Studiengebühren: „Eine Frage der Fairness“

Inhaltliche Vorgaben für die Forschung nein, Studiengebühren ja - so lassen sich zwei zentrale Positionen von NEOS zusammenfassen. Beraten lassen würde sich Wissenschaftssprecherin Claudia Gamon zu den neuen Methoden, das Erbgut von Lebewesen zu verändern.

science.ORF.at: NEOS will in der Forschungspolitik nur einen finanziellen Rahmen vorgeben, aber keine inhaltlichen Akzente setzen - ist das die totale Selbstaufgabe als politisch gestaltende Kraft?

Interviewserie:

Anlässlich der Nationalratswahl fragt Ö1 die Parlamentsparteien nach ihren Positionen in der Wissenschaftspolitik. Claudia Gamon (NEOS) ist zu hören in „Wissen Aktuell“ am 2.10.2017 um 13.55 Uhr.

Claudia Gamon: Ganz im Gegenteil. Es geht in der Forschungspolitik nicht darum vorzugeben, was geforscht werden soll, sondern um die Rahmenbedingungen. Man investiert in Grundlagenforschung, damit Experimente möglich sind, damit Forscherinnen und Forscher Zeit haben sich zu engagieren. Dann gibt es zufällige Entdeckungen. Da muss auch die Politik damit leben können, dass es anders nicht geht. Man kann nur die Rahmenbedingungen zur Verfügung stellen.

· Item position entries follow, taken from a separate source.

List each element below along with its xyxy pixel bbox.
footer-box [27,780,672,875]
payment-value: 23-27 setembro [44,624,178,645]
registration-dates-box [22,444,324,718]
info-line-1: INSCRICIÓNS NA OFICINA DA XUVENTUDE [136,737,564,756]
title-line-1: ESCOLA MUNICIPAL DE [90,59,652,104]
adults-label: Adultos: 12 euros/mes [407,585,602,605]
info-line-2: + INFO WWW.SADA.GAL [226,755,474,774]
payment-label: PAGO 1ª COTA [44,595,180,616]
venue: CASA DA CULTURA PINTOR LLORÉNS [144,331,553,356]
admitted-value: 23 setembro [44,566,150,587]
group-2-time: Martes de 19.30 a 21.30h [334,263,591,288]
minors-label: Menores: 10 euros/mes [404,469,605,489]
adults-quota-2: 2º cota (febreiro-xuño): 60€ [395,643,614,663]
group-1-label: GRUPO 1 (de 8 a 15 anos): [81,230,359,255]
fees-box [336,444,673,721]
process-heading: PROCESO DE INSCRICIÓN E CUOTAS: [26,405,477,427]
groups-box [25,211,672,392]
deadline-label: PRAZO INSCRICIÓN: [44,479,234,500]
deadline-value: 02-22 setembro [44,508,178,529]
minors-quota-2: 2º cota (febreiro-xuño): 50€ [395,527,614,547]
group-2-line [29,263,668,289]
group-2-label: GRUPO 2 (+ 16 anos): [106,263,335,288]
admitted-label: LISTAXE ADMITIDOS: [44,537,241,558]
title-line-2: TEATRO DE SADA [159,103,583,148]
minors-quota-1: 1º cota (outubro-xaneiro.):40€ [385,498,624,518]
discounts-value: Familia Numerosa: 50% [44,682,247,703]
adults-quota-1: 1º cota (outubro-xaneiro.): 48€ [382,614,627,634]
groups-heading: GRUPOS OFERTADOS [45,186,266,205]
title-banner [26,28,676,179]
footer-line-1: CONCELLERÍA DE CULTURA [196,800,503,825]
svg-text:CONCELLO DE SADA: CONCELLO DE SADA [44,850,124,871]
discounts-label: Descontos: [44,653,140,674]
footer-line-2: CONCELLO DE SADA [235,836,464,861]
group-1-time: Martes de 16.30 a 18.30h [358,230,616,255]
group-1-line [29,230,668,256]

NEOS ist die Digitalisierung besonders wichtig - wäre es ok, wenn sich dieses Thema in der Forschungsagenda gar nicht niederschlägt?

Da muss man unterscheiden zwischen angewandter Forschung und Grundlagenforschung. In der Grundlagenforschung braucht es Ressourcen und Freiheit. Es gibt natürlich gewisse Steuerungselemente, man kann schauen, wo entstehen Forschungscluster - und dann kann man natürlich fokussieren. Aber man muss raus aus dem Gedanken, punktgenau steuern zu können. Eventuell kann die Politik eine Richtung vorgeben, so viel wie möglich investieren, und dann gelingt es hoffentlich.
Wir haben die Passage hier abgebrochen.